279 Glacier Meadow in the High Sierra

Category Art
Auction Currency USD
Start Price 40,000.00 USD
Estimated at 80,000.00 - 120,000.00 USD
Glacier Meadow in the High Sierra
Artist: Keith, WilliamDate of Birth: 1838-1911
Medium: Oil on canvas
Dimensions: 24 x 31 1/2 inches
Signed: Signed lower left and dated 1880
Verso:

Scottish born William Keith began his career as an engraver in New York. He settled in San Francisco in 1862, began to study painting, and took up the brush full time in 1868 after receiving a number of commissions. His early work was influenced by his friendship with eminent naturalist John Muir, who encouraged him to strive for accuracy in representing nature, but by the early 1880’s, after a sojourn in Munich learning the art of portrait painting, Keith pursued the softness of Barbizon and Impressionist approaches. At the same time, Keith, having lost his first wife, sought solace in the teachings of Emanuel Swedenborg, whose emphasis on dreams and visions as avenues to faith attracted the artist. By 1891, after he had met and been inspired by George Inness, Keith’s paintings become more subjective and spiritual, reactions to rather than representations of nature. Some three thousand of his works were lost in the earthquake of 1906.

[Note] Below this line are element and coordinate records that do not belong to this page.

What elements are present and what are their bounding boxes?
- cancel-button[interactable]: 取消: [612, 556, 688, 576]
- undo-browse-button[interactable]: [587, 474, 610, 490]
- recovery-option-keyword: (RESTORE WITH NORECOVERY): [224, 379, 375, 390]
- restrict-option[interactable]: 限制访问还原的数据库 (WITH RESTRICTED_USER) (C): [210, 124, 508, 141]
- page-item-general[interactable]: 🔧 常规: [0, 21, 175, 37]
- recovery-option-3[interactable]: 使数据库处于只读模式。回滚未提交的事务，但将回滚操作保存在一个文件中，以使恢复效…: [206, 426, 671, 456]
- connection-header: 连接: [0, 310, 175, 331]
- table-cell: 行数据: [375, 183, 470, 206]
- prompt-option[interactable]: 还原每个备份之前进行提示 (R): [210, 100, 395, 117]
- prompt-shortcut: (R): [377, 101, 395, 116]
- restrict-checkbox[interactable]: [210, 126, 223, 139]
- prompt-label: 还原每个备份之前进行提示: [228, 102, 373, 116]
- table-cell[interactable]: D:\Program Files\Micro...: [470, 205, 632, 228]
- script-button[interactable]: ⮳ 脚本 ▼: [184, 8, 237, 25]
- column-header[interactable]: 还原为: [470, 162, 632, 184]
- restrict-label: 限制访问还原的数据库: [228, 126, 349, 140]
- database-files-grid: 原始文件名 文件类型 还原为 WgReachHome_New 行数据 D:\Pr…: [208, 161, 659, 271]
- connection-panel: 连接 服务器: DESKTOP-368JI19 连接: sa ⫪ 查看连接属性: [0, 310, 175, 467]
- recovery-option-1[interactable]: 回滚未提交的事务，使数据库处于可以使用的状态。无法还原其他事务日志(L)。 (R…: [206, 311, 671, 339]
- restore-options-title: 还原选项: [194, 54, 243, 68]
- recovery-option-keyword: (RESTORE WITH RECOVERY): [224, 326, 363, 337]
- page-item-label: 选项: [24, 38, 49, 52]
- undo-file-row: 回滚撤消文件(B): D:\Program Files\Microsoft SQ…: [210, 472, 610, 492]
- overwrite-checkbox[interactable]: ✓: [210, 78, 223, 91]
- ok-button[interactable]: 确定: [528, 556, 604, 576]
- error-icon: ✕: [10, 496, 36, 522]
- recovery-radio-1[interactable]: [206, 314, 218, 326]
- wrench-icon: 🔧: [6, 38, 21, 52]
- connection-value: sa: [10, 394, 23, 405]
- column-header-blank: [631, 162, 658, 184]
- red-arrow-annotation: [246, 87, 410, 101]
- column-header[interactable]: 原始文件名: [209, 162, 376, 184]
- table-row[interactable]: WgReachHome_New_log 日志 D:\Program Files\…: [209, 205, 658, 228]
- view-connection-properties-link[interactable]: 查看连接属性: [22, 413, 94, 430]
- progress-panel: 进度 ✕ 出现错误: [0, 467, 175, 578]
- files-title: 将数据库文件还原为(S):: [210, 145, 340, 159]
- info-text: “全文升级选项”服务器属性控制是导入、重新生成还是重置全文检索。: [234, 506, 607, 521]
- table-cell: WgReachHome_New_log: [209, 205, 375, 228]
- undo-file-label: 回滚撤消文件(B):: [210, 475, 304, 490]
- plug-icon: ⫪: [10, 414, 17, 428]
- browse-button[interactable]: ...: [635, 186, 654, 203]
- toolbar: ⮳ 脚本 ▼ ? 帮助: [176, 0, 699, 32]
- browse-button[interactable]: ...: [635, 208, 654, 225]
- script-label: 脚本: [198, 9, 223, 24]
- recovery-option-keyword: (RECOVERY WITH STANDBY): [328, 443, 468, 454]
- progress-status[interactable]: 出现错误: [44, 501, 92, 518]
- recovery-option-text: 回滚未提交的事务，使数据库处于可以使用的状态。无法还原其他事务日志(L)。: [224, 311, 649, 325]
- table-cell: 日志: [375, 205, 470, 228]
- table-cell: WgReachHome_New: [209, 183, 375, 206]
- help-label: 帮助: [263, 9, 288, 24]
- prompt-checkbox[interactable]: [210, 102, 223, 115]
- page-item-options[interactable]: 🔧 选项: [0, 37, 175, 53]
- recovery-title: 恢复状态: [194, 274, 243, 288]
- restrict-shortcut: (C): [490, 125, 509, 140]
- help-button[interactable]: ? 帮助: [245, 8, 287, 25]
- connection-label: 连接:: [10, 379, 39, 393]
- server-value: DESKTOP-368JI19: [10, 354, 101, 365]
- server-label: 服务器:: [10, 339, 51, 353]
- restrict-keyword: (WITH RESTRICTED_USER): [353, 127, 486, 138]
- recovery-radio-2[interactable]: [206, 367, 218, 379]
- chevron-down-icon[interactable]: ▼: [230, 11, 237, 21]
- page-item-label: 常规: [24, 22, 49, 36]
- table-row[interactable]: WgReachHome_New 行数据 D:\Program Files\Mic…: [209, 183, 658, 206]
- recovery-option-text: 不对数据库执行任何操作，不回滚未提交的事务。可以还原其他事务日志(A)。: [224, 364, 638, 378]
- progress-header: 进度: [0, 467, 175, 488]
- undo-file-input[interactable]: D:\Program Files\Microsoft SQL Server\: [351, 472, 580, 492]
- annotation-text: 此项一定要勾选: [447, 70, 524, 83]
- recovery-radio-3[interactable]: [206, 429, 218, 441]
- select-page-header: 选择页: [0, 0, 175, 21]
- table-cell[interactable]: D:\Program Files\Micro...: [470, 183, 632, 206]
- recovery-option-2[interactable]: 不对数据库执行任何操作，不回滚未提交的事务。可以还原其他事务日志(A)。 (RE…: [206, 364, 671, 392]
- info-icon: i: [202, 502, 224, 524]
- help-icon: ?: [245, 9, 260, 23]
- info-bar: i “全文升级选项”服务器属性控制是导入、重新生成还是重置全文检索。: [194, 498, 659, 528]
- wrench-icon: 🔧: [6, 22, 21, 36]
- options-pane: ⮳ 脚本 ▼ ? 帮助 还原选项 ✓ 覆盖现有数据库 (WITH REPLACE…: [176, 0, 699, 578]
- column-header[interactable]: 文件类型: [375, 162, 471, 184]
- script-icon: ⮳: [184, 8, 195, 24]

1886, the year Keith painted Glacier Meadow in the High Sierra, marks a high point in the artist’s career. Keith had returned from Europe, had remarried, and had built a new home in Berkeley and an impressive studio in San Francisco. As Alfred Harrison writes in The Comprehensive Keith: “It is a mistake to think that from 1886 on, Keith was a painter only of portraits and moody landscapes of oak trees and cattle in a subjective style... Keith continued to do topographical landscapes, though in a broader style than before his trip to Munich. One of these, titled Glacier Meadow in the High Sierra, included an extensive camp of Indians in the foreground.” (Harrison, p. 59.) The Native Americans depicted here, Mono (Paiute) or Miwok (which rhymes with Ewok, which is where George Lucas apparently derived the name for the fierce and funny people in Return of the Jedi) may well be engaged in acorn or pinon nut gathering or some other ceremony as the structures look very much like granaries and sweat houses. Though Keith painted many beautiful landscapes, the number a variety of figures in Glacier Meadow in the High Sierra is unusual, if not unprecedented, and greatly adds to the work’s pictorial and historical interest.